GROSS: Would you put yourself in the radicalized upper-middle-class?
(LAUGHTER)
HAYES: I think I got radicalized before I became a member of the upper-middle-class.
(LAUGHTER)
GROSS: OK. Well, what radicalized you?
HAYES: This decade radicalized me. I mean, Iraq and the financial crisis radicalized me. It’s funny, I became more radical over the course of the decade because, you know, my disposition. I think people have politics and then they have personality disposition and sometimes those cut against each other in interesting ways. Like my politics are left, but my disposition as a human being is like I am kind of a go along to get along person. I tend to trust authority. I think I tend to think people in charge broadly know what they’re doing, don’t lie to you, aren’t going to start wars for no reason. And, you know, watching Iraq happen and then watching the financial crisis happen, and Katrina in the middle of that, you know, you just, you turn around and you think, wait a second, no one is on top of anything. Who the heck is in charge here? These people say that they know what they’re doing, don’t know what they’re doing. I’m not going to trust them next time they tell me they know what they’re doing.

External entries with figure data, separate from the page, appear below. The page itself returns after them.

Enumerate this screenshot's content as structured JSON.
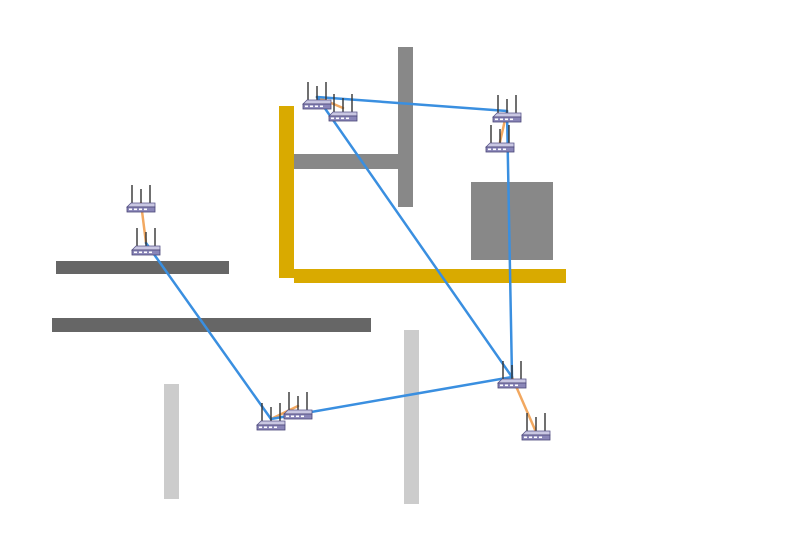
{
  "colors": {
    "background": "#ffffff",
    "wall_dark": "#666666",
    "wall_medium": "#888888",
    "wall_light": "#cccccc",
    "wall_gold": "#d9aa00",
    "backbone_link": "#3a8fe0",
    "local_link": "#f2a860",
    "router_body": "#8a86b8",
    "router_antenna": "#333333"
  },
  "icons": {
    "router": "wireless-router-icon"
  },
  "diagram": {
    "routers": [
      "router-a-top",
      "router-a-bottom",
      "router-b-left",
      "router-b-right",
      "router-c-top",
      "router-c-bottom",
      "router-d-left",
      "router-d-right",
      "router-e-top",
      "router-e-bottom"
    ],
    "backbone_links": [
      [
        "router-b-left",
        "router-c-top"
      ],
      [
        "router-c-top",
        "router-e-top"
      ],
      [
        "router-e-top",
        "router-d-left"
      ],
      [
        "router-d-left",
        "router-a-bottom"
      ],
      [
        "router-e-top",
        "router-b-left"
      ]
    ],
    "local_links": [
      [
        "router-a-top",
        "router-a-bottom"
      ],
      [
        "router-b-left",
        "router-b-right"
      ],
      [
        "router-c-top",
        "router-c-bottom"
      ],
      [
        "router-d-left",
        "router-d-right"
      ],
      [
        "router-e-top",
        "router-e-bottom"
      ]
    ]
  }
}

It’s a radically unmooring feeling to recognize that people that you just figured kind of had it under control don’t have it under control and might be totally incompetent, or completely corrupt or totally self-dealing. And watching, you know, watching 4,400 Americans killed in Iraq and hundreds of thousands of Iraqi civilians; watching 1,800 of our fellow citizens drown in the waters of Katrina; and then watching trillions of dollars of housing wealth evaporate and literally destroy the dreams and lives of millions of people who had nothing to do with creating the problem, has really made me deeply skeptical of power, and the concentration of power, and the voice that power uses and power’s assertion of expertise and knowledge, which I no longer simply, de facto, trust.